Le cabinet était en bonne santé financière mais chaque bureau pensait qu'il fallait faire mieux ou que c'était la faute d'un autre, révèle M. Heenan. Quand dans un bureau national, les membres commencent à se blâmer les uns les autres, en résultent de véritables combats entre bureaux et l'issue est souvent fatale.

Il explique que des désaccords existaient aussi entre les différents groupes de pratique, y compris celui de droit du travail et de l'emploi.

Me Kip Daechsel, co-associé
Me Kip Daechsel, co-associé
Âgé de 78 ans, M. Heenan a quitté la présidence du conseil d'administration de Heenan Blaikie en 2012. À la suite de son départ, la tête du cabinet a été confiée à Mes Robert Bonhomme et Kip Daechsel, co-associés directeurs nationaux.

Les deux avocats, qui comptaient plus de 20 ans de carrière dans la firme, ne s'entendaient pas bien rapporte La Presse, et il n’y avait alors plus de président pour montrer la direction à suivre.

Rappelons, Droit-inc a appris mercredi, le jour de l’annonce de la dissolution, que Me Bonhomme quittait le bureau montréalais de Heenan Blaikie pour rejoindre BLG avec une équipe d’une dizaine d’avocats en droit du travail.

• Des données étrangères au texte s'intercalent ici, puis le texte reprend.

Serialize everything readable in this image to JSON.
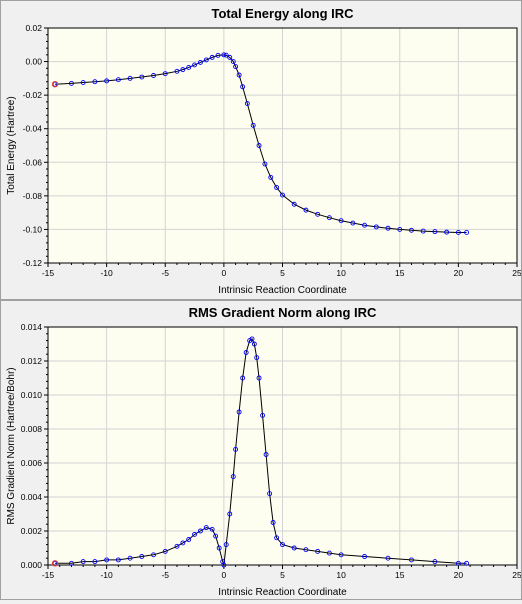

Toujours selon La Presse, la culture amicale qui régnait au bureau depuis 40 ans aurait également disparu alors que les avocats qui ne facturaient pas assez se voyaient remerciés. Une crise de confiance s'en serait suivie, engendrant le départ de nombreux associés.

Dissolution inutile

Me Robert Bonhomme a quitté le bureau montréalais de Heenan Blaikie pour rejoindre BLG.
Me Robert Bonhomme a quitté le bureau montréalais de Heenan Blaikie pour rejoindre BLG.
M. Heenan indique être dérangé par cette dissolution qu'il juge inutile. Selon lui, le cabinet aurait généré un volume d'affaires de 222 millions $ et des profits de 75 millions $ l'an dernier, tandis que le mois de décembre aurait été l'un des meilleurs mois de l'histoire du bureau, avec 35 millions $ de facturation.

Les bureaux de Sherbrooke et de Trois-Rivières ont également confirmé cette semaine être en excellente santé financière et ne connaître aucun problème de rentabilité.

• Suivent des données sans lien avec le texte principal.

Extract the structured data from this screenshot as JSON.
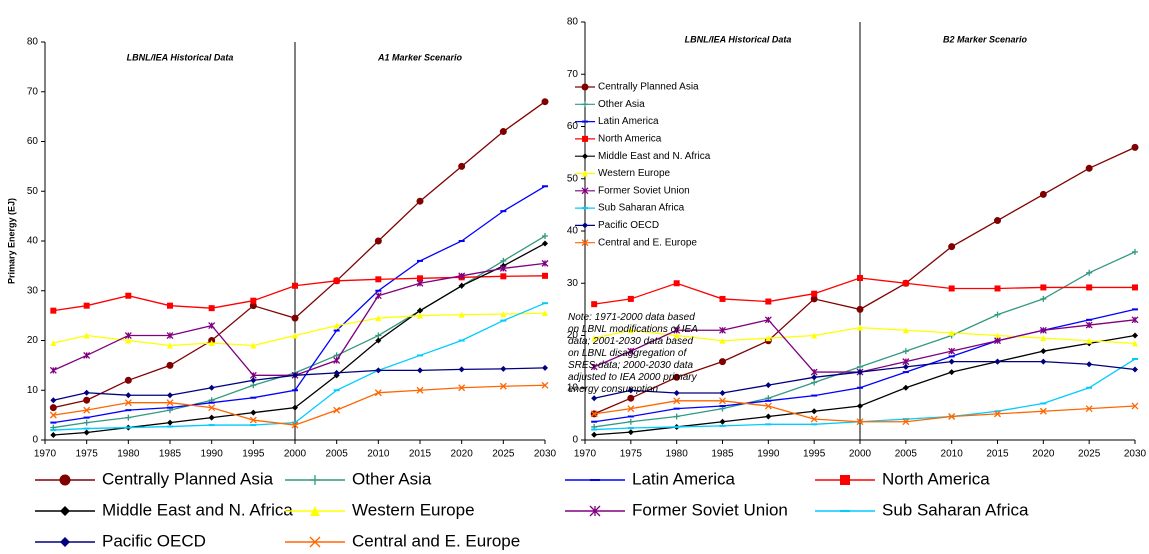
{
  "chart_data": [
    {
      "type": "line",
      "ylabel": "Primary Energy (EJ)",
      "annotations": [
        "LBNL/IEA Historical Data",
        "A1 Marker Scenario"
      ],
      "xlim": [
        1970,
        2030
      ],
      "xticks": [
        1970,
        1975,
        1980,
        1985,
        1990,
        1995,
        2000,
        2005,
        2010,
        2015,
        2020,
        2025,
        2030
      ],
      "ylim": [
        0,
        80
      ],
      "yticks": [
        0,
        10,
        20,
        30,
        40,
        50,
        60,
        70,
        80
      ],
      "vlines": [
        2000
      ],
      "legend": "bottom",
      "x": [
        1971,
        1975,
        1980,
        1985,
        1990,
        1995,
        2000,
        2005,
        2010,
        2015,
        2020,
        2025,
        2030
      ],
      "series": [
        {
          "name": "Centrally Planned Asia",
          "color": "#800000",
          "marker": "circle",
          "values": [
            6.5,
            8,
            12,
            15,
            20,
            27,
            24.5,
            32,
            40,
            48,
            55,
            62,
            68
          ]
        },
        {
          "name": "Other Asia",
          "color": "#339980",
          "marker": "plus",
          "values": [
            2.5,
            3.5,
            4.5,
            6,
            8,
            11,
            13.5,
            17,
            21,
            26,
            31,
            36,
            41
          ]
        },
        {
          "name": "Latin America",
          "color": "#0000ff",
          "marker": "dash",
          "values": [
            3.5,
            4.5,
            6,
            6.5,
            7.5,
            8.5,
            10,
            22,
            30,
            36,
            40,
            46,
            51
          ]
        },
        {
          "name": "North America",
          "color": "#ff0000",
          "marker": "square",
          "values": [
            26,
            27,
            29,
            27,
            26.5,
            28,
            31,
            32,
            32.3,
            32.5,
            32.7,
            32.9,
            33
          ]
        },
        {
          "name": "Middle East and N. Africa",
          "color": "#000000",
          "marker": "diamond",
          "values": [
            1,
            1.5,
            2.5,
            3.5,
            4.5,
            5.5,
            6.5,
            13,
            20,
            26,
            31,
            35,
            39.5
          ]
        },
        {
          "name": "Western Europe",
          "color": "#ffff00",
          "marker": "triangle",
          "values": [
            19.5,
            21,
            20,
            19,
            19.5,
            19,
            21,
            23,
            24.5,
            25,
            25.2,
            25.3,
            25.5
          ]
        },
        {
          "name": "Former Soviet Union",
          "color": "#800080",
          "marker": "star",
          "values": [
            14,
            17,
            21,
            21,
            23,
            13,
            13,
            16,
            29,
            31.5,
            33,
            34.5,
            35.5
          ]
        },
        {
          "name": "Sub Saharan Africa",
          "color": "#00ccff",
          "marker": "dash",
          "values": [
            2,
            2.3,
            2.5,
            2.7,
            3,
            3,
            3.5,
            10,
            14,
            17,
            20,
            24,
            27.5
          ]
        },
        {
          "name": "Pacific OECD",
          "color": "#000080",
          "marker": "diamond",
          "values": [
            8,
            9.5,
            9,
            9,
            10.5,
            12,
            13,
            13.5,
            14,
            14,
            14.2,
            14.3,
            14.5
          ]
        },
        {
          "name": "Central and E. Europe",
          "color": "#ff6600",
          "marker": "x",
          "values": [
            5,
            6,
            7.5,
            7.5,
            6.5,
            4,
            3,
            6,
            9.5,
            10,
            10.5,
            10.8,
            11
          ]
        }
      ]
    },
    {
      "type": "line",
      "annotations": [
        "LBNL/IEA Historical Data",
        "B2 Marker Scenario"
      ],
      "note": "Note: 1971-2000 data based on LBNL modifications of IEA data; 2001-2030 data based on LBNL disaggregation of SRES data; 2000-2030 data adjusted to IEA 2000 primary energy consumption",
      "xlim": [
        1970,
        2030
      ],
      "xticks": [
        1970,
        1975,
        1980,
        1985,
        1990,
        1995,
        2000,
        2005,
        2010,
        2015,
        2020,
        2025,
        2030
      ],
      "ylim": [
        0,
        80
      ],
      "yticks": [
        0,
        10,
        20,
        30,
        40,
        50,
        60,
        70,
        80
      ],
      "vlines": [
        2000
      ],
      "legend": "upper left",
      "x": [
        1971,
        1975,
        1980,
        1985,
        1990,
        1995,
        2000,
        2005,
        2010,
        2015,
        2020,
        2025,
        2030
      ],
      "series": [
        {
          "name": "Centrally Planned Asia",
          "color": "#800000",
          "marker": "circle",
          "values": [
            5,
            8,
            12,
            15,
            19,
            27,
            25,
            30,
            37,
            42,
            47,
            52,
            56
          ]
        },
        {
          "name": "Other Asia",
          "color": "#339980",
          "marker": "plus",
          "values": [
            2.5,
            3.5,
            4.5,
            6,
            8,
            11,
            14,
            17,
            20,
            24,
            27,
            32,
            36
          ]
        },
        {
          "name": "Latin America",
          "color": "#0000ff",
          "marker": "dash",
          "values": [
            3.5,
            4.5,
            6,
            6.5,
            7.5,
            8.5,
            10,
            13,
            16,
            19,
            21,
            23,
            25
          ]
        },
        {
          "name": "North America",
          "color": "#ff0000",
          "marker": "square",
          "values": [
            26,
            27,
            30,
            27,
            26.5,
            28,
            31,
            30,
            29,
            29,
            29.2,
            29.2,
            29.2
          ]
        },
        {
          "name": "Middle East and N. Africa",
          "color": "#000000",
          "marker": "diamond",
          "values": [
            1,
            1.5,
            2.5,
            3.5,
            4.5,
            5.5,
            6.5,
            10,
            13,
            15,
            17,
            18.5,
            20
          ]
        },
        {
          "name": "Western Europe",
          "color": "#ffff00",
          "marker": "triangle",
          "values": [
            19.5,
            21,
            20,
            19,
            19.5,
            20,
            21.5,
            21,
            20.5,
            20,
            19.5,
            19,
            18.5
          ]
        },
        {
          "name": "Former Soviet Union",
          "color": "#800080",
          "marker": "star",
          "values": [
            14,
            17,
            21,
            21,
            23,
            13,
            13,
            15,
            17,
            19,
            21,
            22,
            23
          ]
        },
        {
          "name": "Sub Saharan Africa",
          "color": "#00ccff",
          "marker": "dash",
          "values": [
            2,
            2.3,
            2.5,
            2.7,
            3,
            3,
            3.5,
            4,
            4.5,
            5.5,
            7,
            10,
            15.5
          ]
        },
        {
          "name": "Pacific OECD",
          "color": "#000080",
          "marker": "diamond",
          "values": [
            8,
            9.5,
            9,
            9,
            10.5,
            12,
            13,
            14,
            15,
            15,
            15,
            14.5,
            13.5
          ]
        },
        {
          "name": "Central and E. Europe",
          "color": "#ff6600",
          "marker": "x",
          "values": [
            5,
            6,
            7.5,
            7.5,
            6.5,
            4,
            3.5,
            3.5,
            4.5,
            5,
            5.5,
            6,
            6.5
          ]
        }
      ]
    }
  ]
}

Pourtant, plusieurs sources ont révélé aux médias que depuis un an, rien n'allait plus pour le cabinet canadien qui aurait gelé les salaires et retenu les versements de dividendes des associés. Leurs revenus auraient baissé de 10 à 15 pour cent, occasionnant le départ de bon nombre d'entre eux au cours des dernières semaines, leurs clients sous le bras, affectant un peu plus le chiffre d'affaires du cabinet.

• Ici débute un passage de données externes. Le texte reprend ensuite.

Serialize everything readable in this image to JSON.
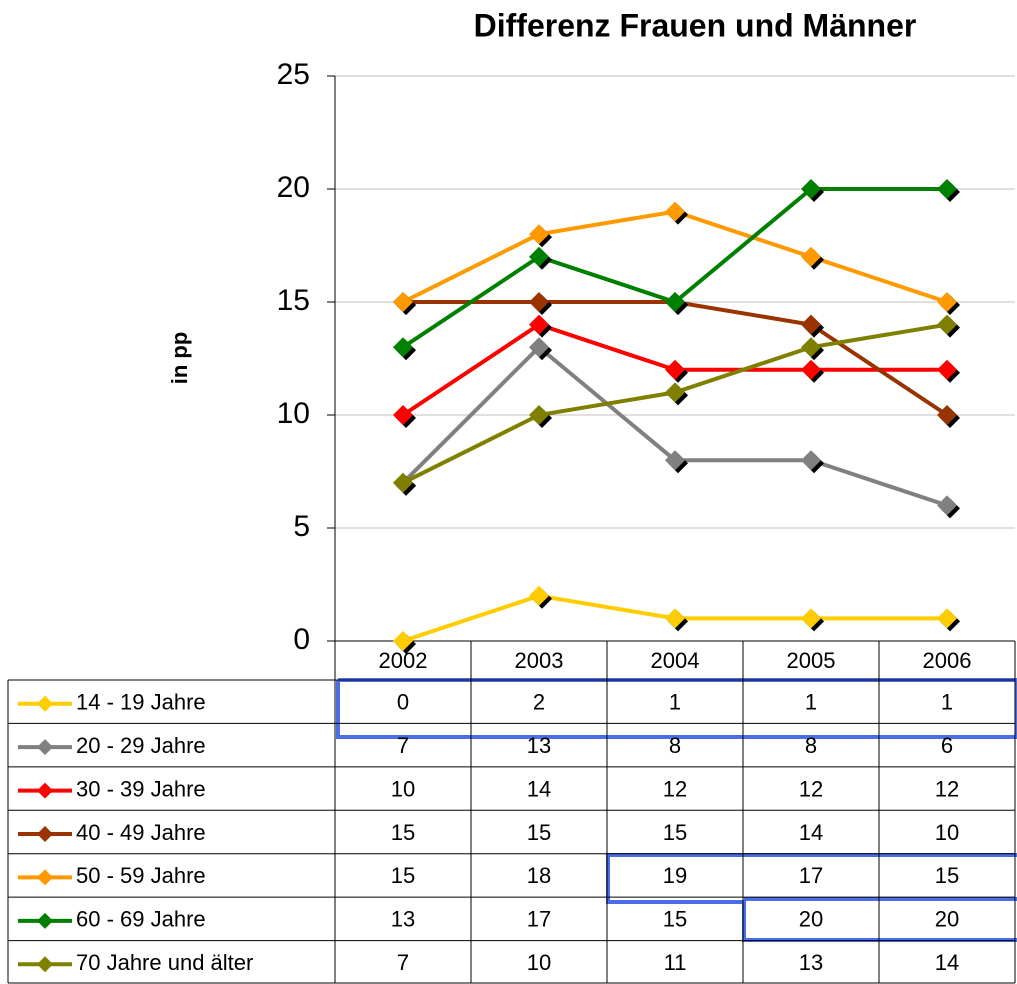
{
  "chart_data": {
    "type": "line",
    "title": "Differenz Frauen und Männer",
    "y_label": "in pp",
    "categories": [
      "2002",
      "2003",
      "2004",
      "2005",
      "2006"
    ],
    "ylim": [
      0,
      25
    ],
    "yticks": [
      0,
      5,
      10,
      15,
      20,
      25
    ],
    "grid": true,
    "series": [
      {
        "name": "14 - 19 Jahre",
        "color": "#ffcc00",
        "values": [
          0,
          2,
          1,
          1,
          1
        ]
      },
      {
        "name": "20 - 29 Jahre",
        "color": "#808080",
        "values": [
          7,
          13,
          8,
          8,
          6
        ]
      },
      {
        "name": "30 - 39 Jahre",
        "color": "#ff0000",
        "values": [
          10,
          14,
          12,
          12,
          12
        ]
      },
      {
        "name": "40 - 49 Jahre",
        "color": "#993300",
        "values": [
          15,
          15,
          15,
          14,
          10
        ]
      },
      {
        "name": "50 - 59 Jahre",
        "color": "#ff9900",
        "values": [
          15,
          18,
          19,
          17,
          15
        ]
      },
      {
        "name": "60 - 69 Jahre",
        "color": "#008000",
        "values": [
          13,
          17,
          15,
          20,
          20
        ]
      },
      {
        "name": "70 Jahre und älter",
        "color": "#808000",
        "values": [
          7,
          10,
          11,
          13,
          14
        ]
      }
    ]
  }
}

Par ailleurs, la baisse des activités en fusions et acquisitions n’aurait fait qu’accentuer la tendance.

Dans son communiqué annonçant la dissolution du cabinet, Heenan Blaikie indiquait que «la décision faisait suite à une analyse approfondie des options de restructuration possible dans le contexte actuel du marché des services juridiques au Canada.»

Ambiance de travail vs. préoccupation financière

M. Heenan est l'un des trois associés fondateurs du cabinet national qui fêtait cette année son quarantième anniversaire.

Donald Johnston et Peter Blaikie venaient juste de quitter Stikeman Elliott quand Heenan leur a fait part de son intention de créer une grande firme en litige et en droit du travail. Le cabinet Johnston Heenan Blaikie fut créé sur une poignée de mains, sans contrat ni convention d'actionnaire.

Me Guy Dufort a rejoint par la suite les trois autres associés et contribua à la croissance du bureau qui comptait jusqu'à, il y a quelques mois encore, 500 avocats.

À l'époque la firme était plus préoccupée par le maintien d'un environnement de travail agréable que par l'obtention de revenus toujours plus élevés, souligne M.Heenan.

Selon lui, Heenan Blaikie était l'une des firmes où l'ambiance de travail était la plus agréable, avant que tout ne bascule il y a environ un an et demi.